In December, 1900 she went to South Africa. For the first four months of 1901 she visited concentration camps in the Orange River Colony bringing material aid to the Boer inmates. On her return to Britain she interviewed the secretary of state for war and suggested many improvements in the camps. It was shortly after she had informed the leader of the opposition, Sir Henry Campbell-Bannerman, of the plight of Boer women and children, that he made his speech in June 1901, referring to “methods of barbarism”. During July and August 1901, she made a series of speeches denouncing the British army’s methods in South Africa

She was responsible for reforms being instituted in the camps while she was in South Africa and the War Office decision to despatch the Fawcett Commission (of which she was not allowed to be a member) was also largely attributable to her activities. She maintained that she had been unable to fully investigate the camps for blacks but she did raise the matter with the Aborigine Protection Society.Her outspoken criticisms led to her being considered unpatriotic in certain quarters.
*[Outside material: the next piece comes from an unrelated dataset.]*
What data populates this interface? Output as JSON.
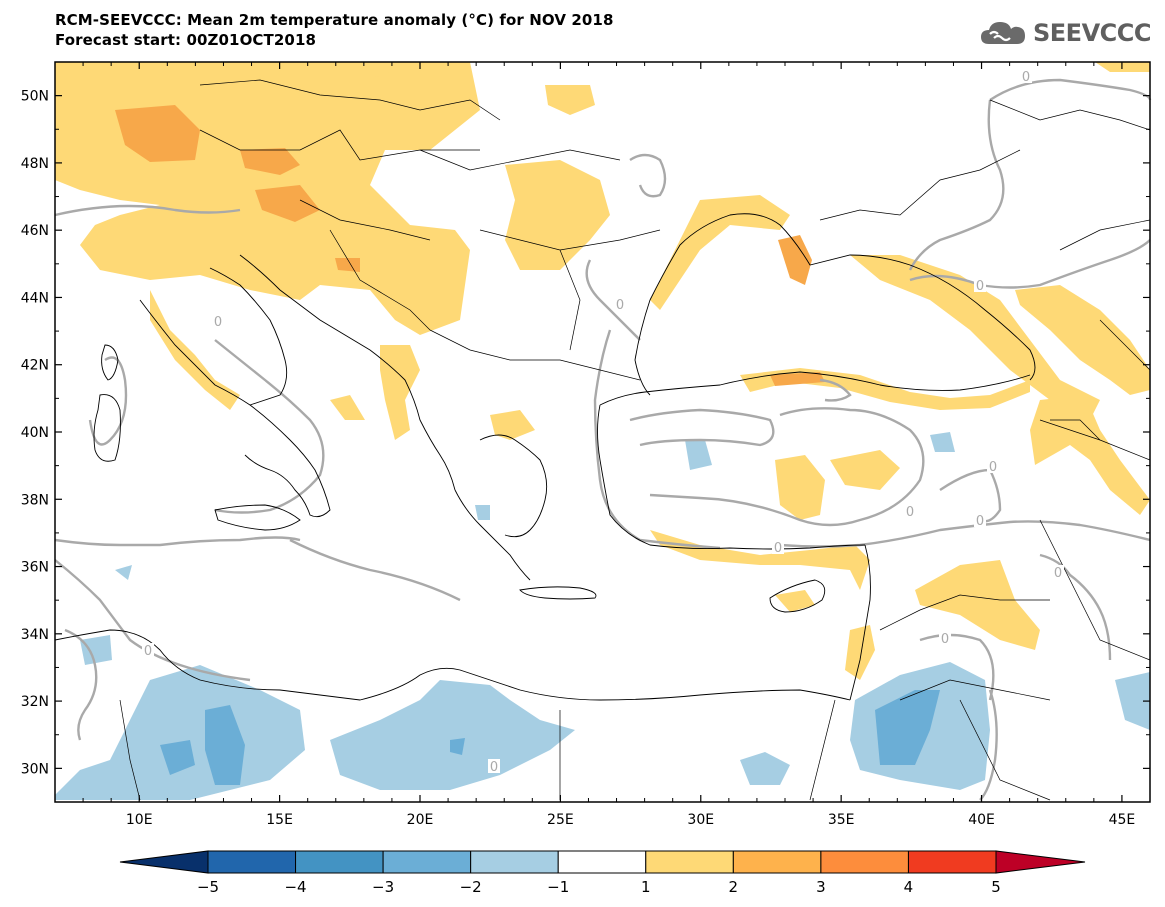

When she tried to return to South Africa in October 1901, martial law was in force at the ports and she was arrested and immediately deported to Britain.
In 1903 she travelled extensively through the devastated and conquered Orange River Colony and Transvaal aiding distressed families. She met Olive Schreiner and General J.C. Smuts, who became her life-long friends. Back in Britain she publicised the shortcomings of the British program of reconstruction and deplored the decision to use Chinese labour in the gold mines.

From 1905 to 1908 she worked in South Africa establishing home industries to help rehabilitate the Boers. A number of spinning and weaving and lace-making schools were started for Boer girls. In 1913 she was invited to unveil the monument at Bloemfontein in honour of Boer women and children who had died in the concentration camps. Although she went to South Africa, ill health prevented her attending the ceremony and her speech was read for her.
She may have been responsible for bringing together Smuts and the Indian leader M.K. Gandhi in 1914 a meeting which resulted in an agreement being reached regarding Indians in South Africa.

Her pacifist and anti-imperial views led to her disapproving of the Union of South Africa’s support for Britain in the Great War (1914-18). During this war she worked in the Women’s Peace and Freedom movement, visited Berlin, and became involved in relief work in Austria and elsewhere after 1918. In 1902 she wrote The Brunt of the War and Where It Fell; in 1923 she completed editing the diary of a Boer woman, Tant Alie of the Transvaal. A collection of shorter narratives on women’s experiences in the South African war, War without Glamour, was published posthumously in 1927.

Her last years were spent mainly in Italy. After her death in London in 1926, her ashes were brought to South Africa to be buried in the Women’s Monument.